If your roof is pitched, there’s no need to give up on your dream of a roof terrace just yet. While a flat roof is more straightforward (and cheaper!) to work with, it is possible to create a suitable flat outdoor surface by building up an external wall. You could also alter the roof design to incorporate an inverted dormer. The result looks like a chunk has been taken out of the roof to create a lovely, private outdoor terrace – see below. Be warned that this is not a job you should attempt yourself. Ask an architect and building surveyor for their professional opinion.
3. How large will my roof terrace be?
Roof gardens come in all shapes and sizes, and it’s not necessarily the case that large equals better – it all depends on the individual design and its execution. The maximum size of your outdoor terrace will be governed by the available floor space. Check if the terrace is too exposed and likely to be overlooked, or if it overlooks a neighbouring property. You may need to bring back the boundary line as much as it is necessary so as not to cause privacy issues. You can also use clever screening to maintain privacy, for example by using opaque glass panels, fencing or hedging, as is shown in the London rooftop design below.
4. What permissions do I need to obtain?
Your roof garden project may or may not require planning permission. Ask your architect or local planning officer and make an application if needed. Your surveyor should also advise if you need a Party Wall Agreement if the works affect a joint “party” wall or structure between your and a neighbouring property. No building work should start until the necessary consent has been granted. Even if no permissions are required, it is always a good idea to keep your neighbours fully informed of your plans. Take it as a goodwill gesture that will ensure they are less likely to make a complaint.
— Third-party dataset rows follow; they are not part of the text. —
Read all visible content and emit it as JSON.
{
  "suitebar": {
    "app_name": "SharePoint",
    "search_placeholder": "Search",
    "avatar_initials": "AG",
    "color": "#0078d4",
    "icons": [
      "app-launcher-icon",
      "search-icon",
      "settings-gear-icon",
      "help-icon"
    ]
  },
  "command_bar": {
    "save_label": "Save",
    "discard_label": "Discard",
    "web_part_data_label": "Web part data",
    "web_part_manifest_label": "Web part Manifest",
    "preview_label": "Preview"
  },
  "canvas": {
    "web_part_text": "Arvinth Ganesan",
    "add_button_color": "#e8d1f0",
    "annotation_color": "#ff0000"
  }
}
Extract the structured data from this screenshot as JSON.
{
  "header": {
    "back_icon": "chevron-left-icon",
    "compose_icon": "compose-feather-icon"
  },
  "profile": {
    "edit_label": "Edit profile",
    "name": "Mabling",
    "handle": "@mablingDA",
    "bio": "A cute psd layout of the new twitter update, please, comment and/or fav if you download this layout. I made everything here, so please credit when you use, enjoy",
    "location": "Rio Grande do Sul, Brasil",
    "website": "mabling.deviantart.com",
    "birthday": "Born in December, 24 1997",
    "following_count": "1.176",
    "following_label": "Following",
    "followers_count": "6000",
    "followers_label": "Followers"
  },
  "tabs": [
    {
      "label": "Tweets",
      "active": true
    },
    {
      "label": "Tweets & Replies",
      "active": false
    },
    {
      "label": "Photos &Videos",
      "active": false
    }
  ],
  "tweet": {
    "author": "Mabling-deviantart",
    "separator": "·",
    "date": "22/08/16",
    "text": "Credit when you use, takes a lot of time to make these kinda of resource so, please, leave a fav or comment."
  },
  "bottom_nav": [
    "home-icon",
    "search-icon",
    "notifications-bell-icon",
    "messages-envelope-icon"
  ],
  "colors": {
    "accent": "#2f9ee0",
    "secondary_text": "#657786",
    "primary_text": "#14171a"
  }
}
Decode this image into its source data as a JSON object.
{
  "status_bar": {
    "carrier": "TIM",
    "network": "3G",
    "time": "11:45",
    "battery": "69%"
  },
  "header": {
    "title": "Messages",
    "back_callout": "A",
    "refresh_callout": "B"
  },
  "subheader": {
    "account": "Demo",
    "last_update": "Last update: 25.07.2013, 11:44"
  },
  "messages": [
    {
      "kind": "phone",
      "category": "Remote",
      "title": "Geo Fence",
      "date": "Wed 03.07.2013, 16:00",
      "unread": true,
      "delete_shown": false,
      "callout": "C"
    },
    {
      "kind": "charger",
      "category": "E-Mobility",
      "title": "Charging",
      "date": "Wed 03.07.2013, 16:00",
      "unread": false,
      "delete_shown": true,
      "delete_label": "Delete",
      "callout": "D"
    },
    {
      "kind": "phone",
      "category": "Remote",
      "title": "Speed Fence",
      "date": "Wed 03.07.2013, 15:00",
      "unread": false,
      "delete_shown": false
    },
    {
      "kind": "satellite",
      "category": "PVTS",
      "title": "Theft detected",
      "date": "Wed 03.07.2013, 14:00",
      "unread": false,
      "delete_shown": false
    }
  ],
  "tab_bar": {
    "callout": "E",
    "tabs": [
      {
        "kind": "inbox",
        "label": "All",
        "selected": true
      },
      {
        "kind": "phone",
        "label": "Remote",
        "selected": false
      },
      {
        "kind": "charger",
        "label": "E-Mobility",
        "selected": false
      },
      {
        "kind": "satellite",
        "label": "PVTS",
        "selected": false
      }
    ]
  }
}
5. How do I plant my roof terrace?
Successful planting schemes can be used to achieve a green space high above ground. Bear in mind the aspect of your roof garden. Sheltered, sunny spaces can work well with Mediterranean plants including olive and orange trees. Exposed areas are better for grasses and bamboo that cope well in windy conditions. Effective irrigation and screening will help mitigate some of the environmental challenges. For container gardening, choose plastic or fiberglass plant pots, and mix regular compost with perlite or clay granules to help with water retention while minimising the weight on the roof.
6. Which furniture and accessories work best?
If you wish to transform a hard landscaped roof terrace into a tranquil oasis or an exciting place for entertaining, simply select a planting scheme of your choice and add a stylish seating or chillout area. Choose lightweight, flatpack, easy-care furniture that you can quickly assemble on the terrace. Look for outsized shade sails to protect sunny terraces during the day, and an atmospheric firepit-cum-barbecue to warm you during colder evenings and grill your dinner at the same time. A water feature adds a nice touch too.
7. How can I get the right ambiance on my roof terrace?
The key to creating the right atmosphere at dusk and after dark lies in good lighting design. Don’t make the mistake of considering lighting as an afterthought. To get the best results, this should be a central element of the whole garden terrace design process. Make sure the builders install circuit breakers and light fixtures and fittings that are suitable for outdoor use, and ask them to add some waterproof power sockets for additional lighting fixtures or appliances.